Politische Einstellungen und Deutschpunk

Im Deutschpunk von Hamburg und Berlin sind politische Themen oft die zentralen Themen der Texte. Diese Charakteristik steht im Gegensatz zu der populären Gattung namens Fun Punk. In der Fun Punk Subgattung überwiegten Themen wie Partys, Frauen und Trinken.

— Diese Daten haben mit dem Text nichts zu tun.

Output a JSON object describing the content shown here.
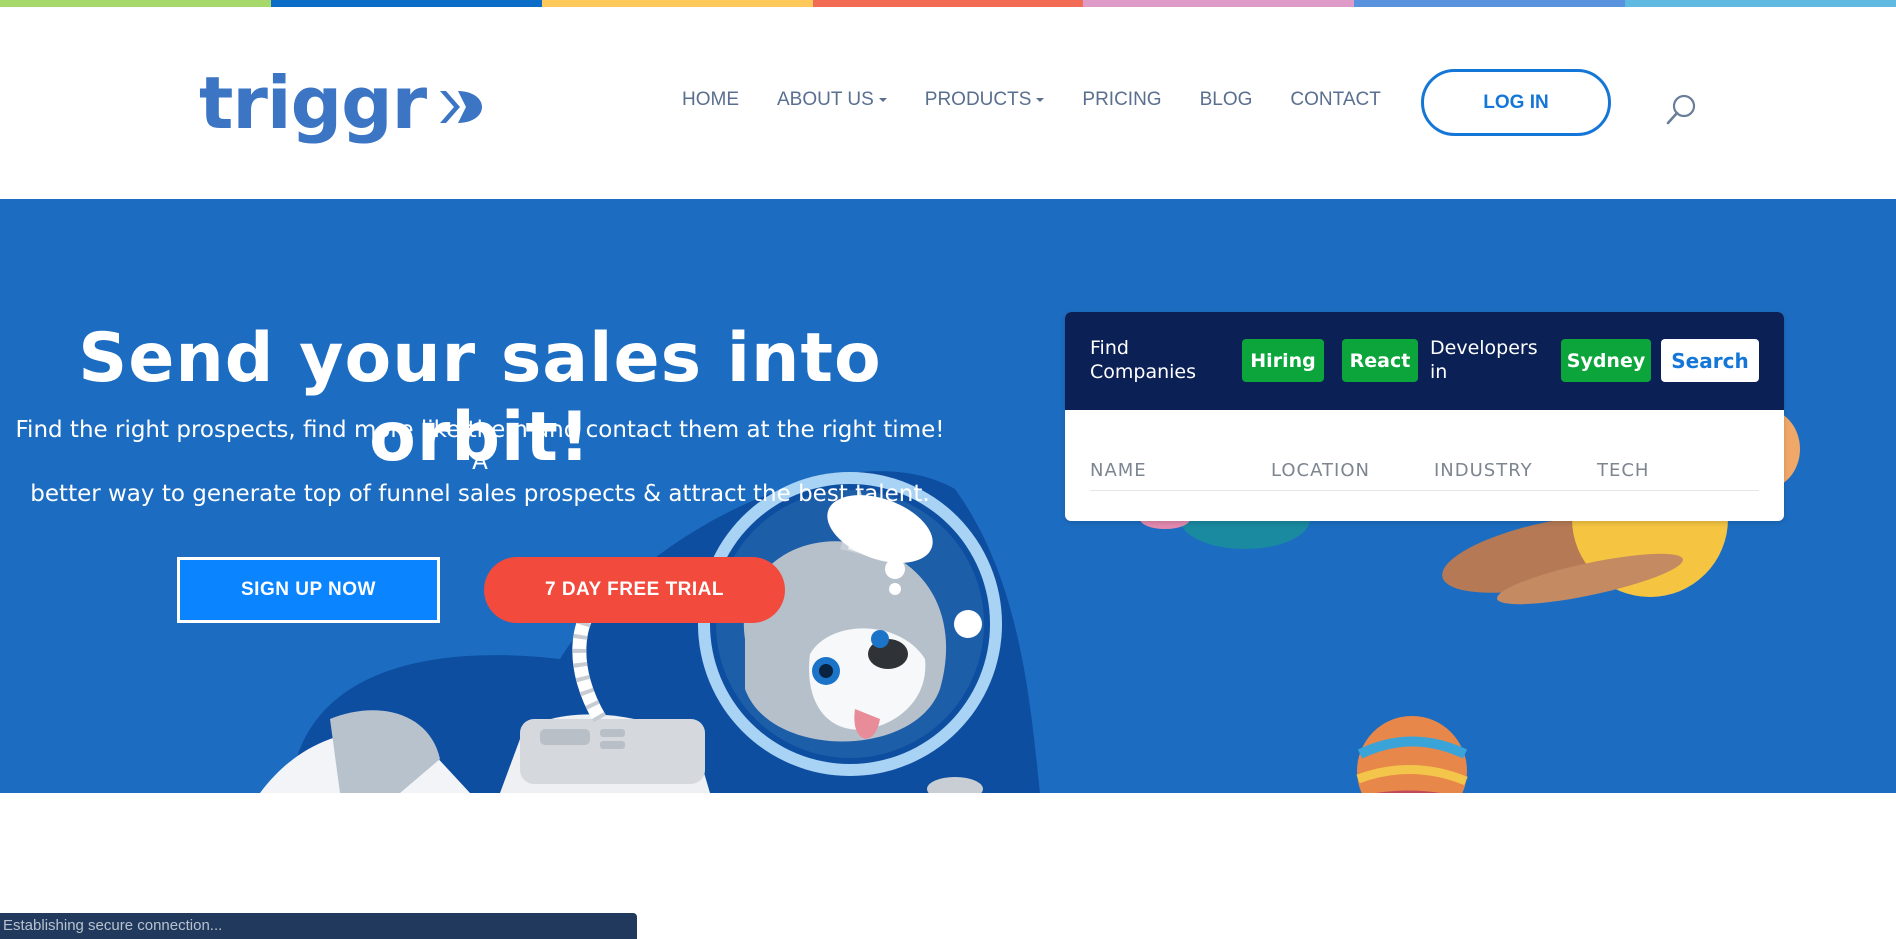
{
  "stripe_colors": [
    "#a7d86b",
    "#0b6dc7",
    "#ffc85a",
    "#f26b55",
    "#de9bc8",
    "#5a93dd",
    "#5fb9e0"
  ],
  "brand": {
    "name": "triggr",
    "color": "#3b75c4",
    "accent": "#1477d8"
  },
  "nav": {
    "items": [
      {
        "label": "HOME",
        "dropdown": false
      },
      {
        "label": "ABOUT US",
        "dropdown": true
      },
      {
        "label": "PRODUCTS",
        "dropdown": true
      },
      {
        "label": "PRICING",
        "dropdown": false
      },
      {
        "label": "BLOG",
        "dropdown": false
      },
      {
        "label": "CONTACT",
        "dropdown": false
      }
    ],
    "login_label": "LOG IN",
    "search_icon": "search-icon"
  },
  "hero": {
    "title": "Send your sales into orbit!",
    "subtitle_line1": "Find the right prospects, find more like them and contact them at the right time! A",
    "subtitle_line2": "better way to generate top of funnel sales prospects & attract the best talent.",
    "signup_label": "SIGN UP NOW",
    "trial_label": "7 DAY FREE TRIAL",
    "background": "#1c6dc2"
  },
  "widget": {
    "find_line1": "Find",
    "find_line2": "Companies",
    "pill_hiring": "Hiring",
    "pill_react": "React",
    "developers_line1": "Developers",
    "developers_line2": "in",
    "pill_location": "Sydney",
    "search_label": "Search",
    "columns": [
      "NAME",
      "LOCATION",
      "INDUSTRY",
      "TECH"
    ]
  },
  "status_bar": {
    "text": "Establishing secure connection..."
  }
}
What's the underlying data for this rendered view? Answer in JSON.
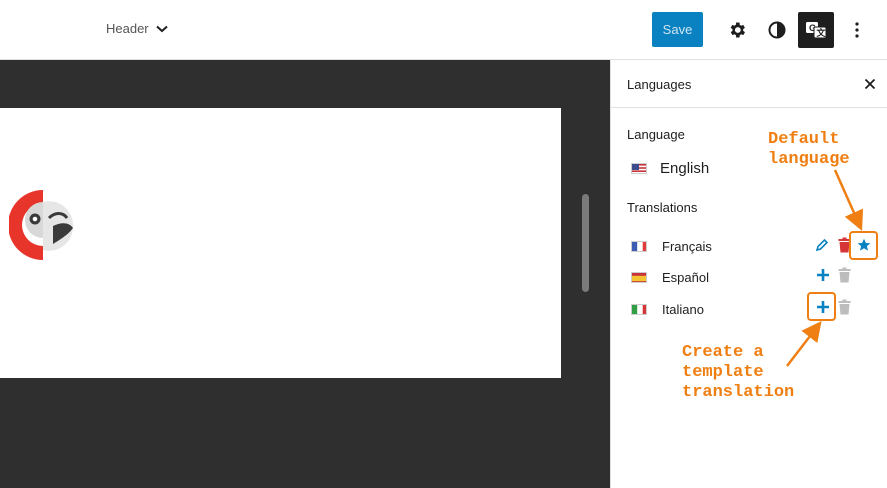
{
  "topbar": {
    "doc_title": "Header",
    "save_label": "Save",
    "colors": {
      "save_bg": "#0a82c2",
      "lang_icon_bg": "#1e1e1e"
    }
  },
  "sidebar": {
    "title": "Languages",
    "language_label": "Language",
    "default_language": {
      "name": "English",
      "flag": "us-flag"
    },
    "translations_label": "Translations",
    "translations": [
      {
        "name": "Français",
        "flag": "fr-flag",
        "actions": [
          "edit-icon",
          "trash-icon",
          "star-icon"
        ]
      },
      {
        "name": "Español",
        "flag": "es-flag",
        "actions": [
          "plus-icon",
          "trash-icon"
        ]
      },
      {
        "name": "Italiano",
        "flag": "it-flag",
        "actions": [
          "plus-icon",
          "trash-icon"
        ]
      }
    ]
  },
  "annotations": {
    "default_language": "Default\nlanguage",
    "create_translation": "Create a\ntemplate\ntranslation",
    "color": "#f07f13"
  }
}
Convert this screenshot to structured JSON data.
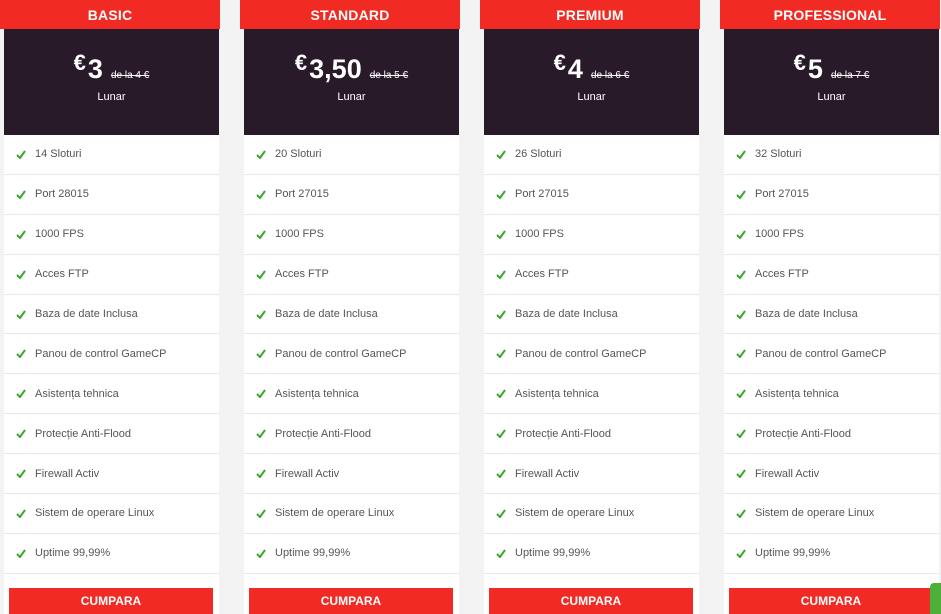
{
  "colors": {
    "accent": "#f22a24",
    "price_bg": "#281a28",
    "check": "#37a82e",
    "text": "#555555"
  },
  "plans": [
    {
      "name": "BASIC",
      "currency": "€",
      "price": "3",
      "old_price": "de la 4 €",
      "period": "Lunar",
      "features": [
        "14 Sloturi",
        "Port 28015",
        "1000 FPS",
        "Acces FTP",
        "Baza de date Inclusa",
        "Panou de control GameCP",
        "Asistența tehnica",
        "Protecție Anti-Flood",
        "Firewall Activ",
        "Sistem de operare Linux",
        "Uptime 99,99%"
      ],
      "button": "CUMPARA"
    },
    {
      "name": "STANDARD",
      "currency": "€",
      "price": "3,50",
      "old_price": "de la 5 €",
      "period": "Lunar",
      "features": [
        "20 Sloturi",
        "Port 27015",
        "1000 FPS",
        "Acces FTP",
        "Baza de date Inclusa",
        "Panou de control GameCP",
        "Asistența tehnica",
        "Protecție Anti-Flood",
        "Firewall Activ",
        "Sistem de operare Linux",
        "Uptime 99,99%"
      ],
      "button": "CUMPARA"
    },
    {
      "name": "PREMIUM",
      "currency": "€",
      "price": "4",
      "old_price": "de la 6 €",
      "period": "Lunar",
      "features": [
        "26 Sloturi",
        "Port 27015",
        "1000 FPS",
        "Acces FTP",
        "Baza de date Inclusa",
        "Panou de control GameCP",
        "Asistența tehnica",
        "Protecție Anti-Flood",
        "Firewall Activ",
        "Sistem de operare Linux",
        "Uptime 99,99%"
      ],
      "button": "CUMPARA"
    },
    {
      "name": "PROFESSIONAL",
      "currency": "€",
      "price": "5",
      "old_price": "de la 7 €",
      "period": "Lunar",
      "features": [
        "32 Sloturi",
        "Port 27015",
        "1000 FPS",
        "Acces FTP",
        "Baza de date Inclusa",
        "Panou de control GameCP",
        "Asistența tehnica",
        "Protecție Anti-Flood",
        "Firewall Activ",
        "Sistem de operare Linux",
        "Uptime 99,99%"
      ],
      "button": "CUMPARA"
    }
  ]
}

Diese Charakteristik von Bands aus Hamburg ist auch bedeutsam, weil in Deutschland die Politisierung der Punk Szene eine zentrale Rolle spielte und somit auch Hardcore Mitte der Achtziger politisch motiviert auf Punk, wie Fun Punk, reagierte. 1

Slime galt immer als eine politische Punkband und ihre Einstellungen sind erkennbar in den meisten ihrer Texten. Lieder wie “Yankees raus”, das ein Lied gegen die “Besetzung” von der “heuchlerischen” amerikanischen Reagan-Ära Regierung ist, und “A.C.A.B”, das ein Akronym für “All cops are bastards” ist, zeigen die Einstellungen auf den radikalen linken Flügel von der Band. Diese Einstellungen reflektierten viele Miglieder der Punk Szene, die unzufrieden mit den amerikanischen Besatzungkräften waren und oft von der Polizei belästigt wurden. 2 Während den Achtzigern beteiligte sich Slime aktiv an den Hausbesetzungen und viele von ihren Liedern wurden von den Hausbesetzungen inspiriert oder wurden für die Teilnehmer der Hausbesetzungen geschrieben. 3

Die andere aus Hamburg kommende Band namens Razzia wurde nicht so viel wie Slime von Politik inspiriert. Politische Einstellungen spielten eine Rolle in den Texten von Razzia, weil Politik einfach ein Teil des Lebens ist. Die Band spielte auch für die Hausbesetzungen und war auch politisch links aber nicht so radikal wie Slime. Razzia schrieb oft von anderen Themen wie von geopolitischen oder sozialen Konflikten und Partys, ohne eine bestimmte Einstellung zu fördern. Deshalb sagen viele Fans und Forscher, dass Razzia nie eine reine politische Punkband war.